Tax analysis: Income taxation is a key part of a financial plan, as income and property taxes can undermine long-term savings. This analysis can not only show the impact of taxes on different investment assets, but it also can project a plan to mitigate known taxes.

Risk mitigation: While not all financial planners offer this service, they can partner with others to provide this information. Longevity planning continues to be critically important as more people are living longer than they expected. As one ages, medical and assisted care become necessary, and these costs can be significant. Additionally, estate planning can help a client have more assets available to meet their living expenses, while ensuring that key assets flow to the next generation and not get lost to estate taxation.

While these basic components are analytical, they form a structure that allows a plan to truly come alive when the human element is added.

How to Personalize a Financial Plan

Many advisors use behavioral analytics to understand the subtle power of the financial plan and help their clients reach their goals. You can follow these steps to create a personalized financial plan:

Understand perspective: Clients come to the table with their culture and family dynamics. A client’s culture may expect children to take care of their parents as they age and that factors into their financial planning. Asking questions and learning about customs and norms can be especially impactful in our multicultural society.

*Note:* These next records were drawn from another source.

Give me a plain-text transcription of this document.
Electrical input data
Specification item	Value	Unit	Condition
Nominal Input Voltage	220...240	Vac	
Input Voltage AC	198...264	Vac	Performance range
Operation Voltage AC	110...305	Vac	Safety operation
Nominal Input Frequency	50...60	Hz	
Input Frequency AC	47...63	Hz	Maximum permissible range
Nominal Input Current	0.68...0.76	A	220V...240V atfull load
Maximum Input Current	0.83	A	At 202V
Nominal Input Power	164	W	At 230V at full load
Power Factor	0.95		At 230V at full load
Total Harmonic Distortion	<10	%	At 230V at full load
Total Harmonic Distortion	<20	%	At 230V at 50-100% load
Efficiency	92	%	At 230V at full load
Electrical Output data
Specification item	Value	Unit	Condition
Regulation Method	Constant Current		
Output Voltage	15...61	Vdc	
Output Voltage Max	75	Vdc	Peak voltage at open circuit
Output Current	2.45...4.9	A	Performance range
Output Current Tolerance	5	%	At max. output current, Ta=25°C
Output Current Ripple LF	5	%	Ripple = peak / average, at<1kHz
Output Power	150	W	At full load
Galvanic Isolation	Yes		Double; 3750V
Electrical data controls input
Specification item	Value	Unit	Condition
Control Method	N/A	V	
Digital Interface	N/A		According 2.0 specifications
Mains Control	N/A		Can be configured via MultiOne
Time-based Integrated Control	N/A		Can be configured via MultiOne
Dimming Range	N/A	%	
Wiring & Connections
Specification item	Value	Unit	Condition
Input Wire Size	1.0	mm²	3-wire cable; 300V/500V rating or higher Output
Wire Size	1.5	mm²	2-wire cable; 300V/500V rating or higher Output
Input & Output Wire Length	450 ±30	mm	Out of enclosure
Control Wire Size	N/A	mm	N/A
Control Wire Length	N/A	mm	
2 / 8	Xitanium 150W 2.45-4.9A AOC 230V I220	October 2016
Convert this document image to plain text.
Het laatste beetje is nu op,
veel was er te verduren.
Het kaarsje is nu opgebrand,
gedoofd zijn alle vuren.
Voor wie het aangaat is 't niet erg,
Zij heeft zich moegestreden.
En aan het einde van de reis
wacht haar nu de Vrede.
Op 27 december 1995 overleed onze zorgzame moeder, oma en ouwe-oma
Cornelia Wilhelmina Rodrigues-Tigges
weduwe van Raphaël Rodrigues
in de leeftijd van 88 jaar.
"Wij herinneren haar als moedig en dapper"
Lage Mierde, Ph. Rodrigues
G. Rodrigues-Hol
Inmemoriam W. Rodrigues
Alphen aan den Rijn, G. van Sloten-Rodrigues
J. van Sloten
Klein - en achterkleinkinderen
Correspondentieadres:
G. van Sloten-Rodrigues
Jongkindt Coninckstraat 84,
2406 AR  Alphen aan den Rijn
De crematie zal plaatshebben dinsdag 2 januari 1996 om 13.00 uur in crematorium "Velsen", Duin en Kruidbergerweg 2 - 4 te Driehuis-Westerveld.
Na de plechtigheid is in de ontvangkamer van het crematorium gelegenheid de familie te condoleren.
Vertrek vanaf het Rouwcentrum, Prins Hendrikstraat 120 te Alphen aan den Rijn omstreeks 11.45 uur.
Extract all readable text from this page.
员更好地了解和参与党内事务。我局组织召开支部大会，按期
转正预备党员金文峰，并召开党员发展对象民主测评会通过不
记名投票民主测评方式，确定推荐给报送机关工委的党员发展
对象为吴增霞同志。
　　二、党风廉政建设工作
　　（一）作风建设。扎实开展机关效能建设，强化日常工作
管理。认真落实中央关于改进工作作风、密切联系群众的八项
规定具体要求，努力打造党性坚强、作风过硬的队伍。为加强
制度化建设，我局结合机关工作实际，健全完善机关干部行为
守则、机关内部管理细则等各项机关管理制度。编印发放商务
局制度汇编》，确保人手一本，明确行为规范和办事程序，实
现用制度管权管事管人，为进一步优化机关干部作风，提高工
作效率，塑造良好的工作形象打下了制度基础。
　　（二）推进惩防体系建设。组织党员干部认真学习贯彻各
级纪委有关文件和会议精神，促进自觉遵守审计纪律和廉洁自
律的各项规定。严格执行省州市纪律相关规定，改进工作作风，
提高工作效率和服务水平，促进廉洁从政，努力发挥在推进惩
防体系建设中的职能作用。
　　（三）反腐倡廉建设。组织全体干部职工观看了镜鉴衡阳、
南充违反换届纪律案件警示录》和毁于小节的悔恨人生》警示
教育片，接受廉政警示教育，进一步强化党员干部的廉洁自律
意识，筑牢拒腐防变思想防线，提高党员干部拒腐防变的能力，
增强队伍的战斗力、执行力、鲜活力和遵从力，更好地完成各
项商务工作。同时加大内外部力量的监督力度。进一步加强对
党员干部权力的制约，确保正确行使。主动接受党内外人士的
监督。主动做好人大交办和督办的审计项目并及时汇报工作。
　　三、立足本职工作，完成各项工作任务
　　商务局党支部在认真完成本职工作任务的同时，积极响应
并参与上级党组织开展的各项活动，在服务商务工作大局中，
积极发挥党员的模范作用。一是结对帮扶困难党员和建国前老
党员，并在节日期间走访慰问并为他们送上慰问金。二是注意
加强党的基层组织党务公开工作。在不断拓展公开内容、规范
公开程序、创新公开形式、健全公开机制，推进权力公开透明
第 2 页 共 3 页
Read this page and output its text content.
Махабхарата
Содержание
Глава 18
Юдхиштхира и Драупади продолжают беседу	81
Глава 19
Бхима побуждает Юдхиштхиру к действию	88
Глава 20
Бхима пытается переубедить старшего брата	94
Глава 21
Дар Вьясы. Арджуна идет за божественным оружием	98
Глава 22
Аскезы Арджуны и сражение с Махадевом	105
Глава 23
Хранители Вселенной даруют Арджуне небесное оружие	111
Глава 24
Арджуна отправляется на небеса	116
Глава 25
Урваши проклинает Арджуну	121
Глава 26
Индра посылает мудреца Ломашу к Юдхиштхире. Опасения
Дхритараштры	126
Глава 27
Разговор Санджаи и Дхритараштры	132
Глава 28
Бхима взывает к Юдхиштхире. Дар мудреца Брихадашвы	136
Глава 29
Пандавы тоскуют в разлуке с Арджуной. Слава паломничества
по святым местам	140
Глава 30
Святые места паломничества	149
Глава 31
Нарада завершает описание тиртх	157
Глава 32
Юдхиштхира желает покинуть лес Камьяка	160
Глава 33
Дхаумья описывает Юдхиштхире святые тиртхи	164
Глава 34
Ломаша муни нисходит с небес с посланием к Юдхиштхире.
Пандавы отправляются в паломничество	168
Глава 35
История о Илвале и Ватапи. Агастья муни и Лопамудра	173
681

Understand past experience: Clients may have attempted to save for long-term goals with varying results. Discerning what has previously transpired without judgment can energize them to create a better current plan.

Understand motivation: Clients often show up with an incomplete idea of what they want to accomplish. They have read that they are “supposed to” be worried about long-term goals, but have never truly taken the time to understand what that means to them. Making the plan about the clients themselves can uncover thought processes that might otherwise derail them from implementing your recommendations.

Use a fact-finder: The best information can be found in the space between the questions. A fact-finder gives you permission to ask sensitive questions that would otherwise seem too personal. For example, a fact-finder will ask names and ages of a spouse or children. Armed with that information, an astute advisor can then ask about potential goals involving 529 plans for college saving or spousal lifetime access trusts. Client answers are often candid and extremely insightful when approached this way.

Explain the importance of each component: When you ask for a list of documents from clients, they may balk at the effort needed to collect them. However, when clients understand why detailed information is important for the overall picture, they are more willing to gather and share these critical details.

Build a picture: As the plan comes together, you can relay to your clients how each piece plays a crucial role in the total picture. This will help them appreciate the analytical pages, but also see how they are individually reflected in the total plan. As you explain each section, continue to tie it back to the goals you fleshed out and how it matches with their risk tolerance. Document your work for both future reviews and compliance purposes.

Create actionable steps: When the plan truly reflects their needs, clients love to be able to take immediate action and see definitive results. Generating actionable items, you can empower your clients to take positive steps toward the desired results. This creates both client satisfaction and, ultimately, better retention. The latter is equally important for raising your firm’s valuation and assets under management, or AUM.

Financial planning is often seen as a loss leader for many financial advisors so they can gather AUM. However, done well, it is often the catalyst for a long and enduring relationship with your client, as any plan will require consistent follow up and tweaking to meet current challenges.

Don’t underestimate the value of a financial plan for the advisor, too. The ultimate compliment is seeing your client living their best life and checking off bucket list items because of the work you did for them.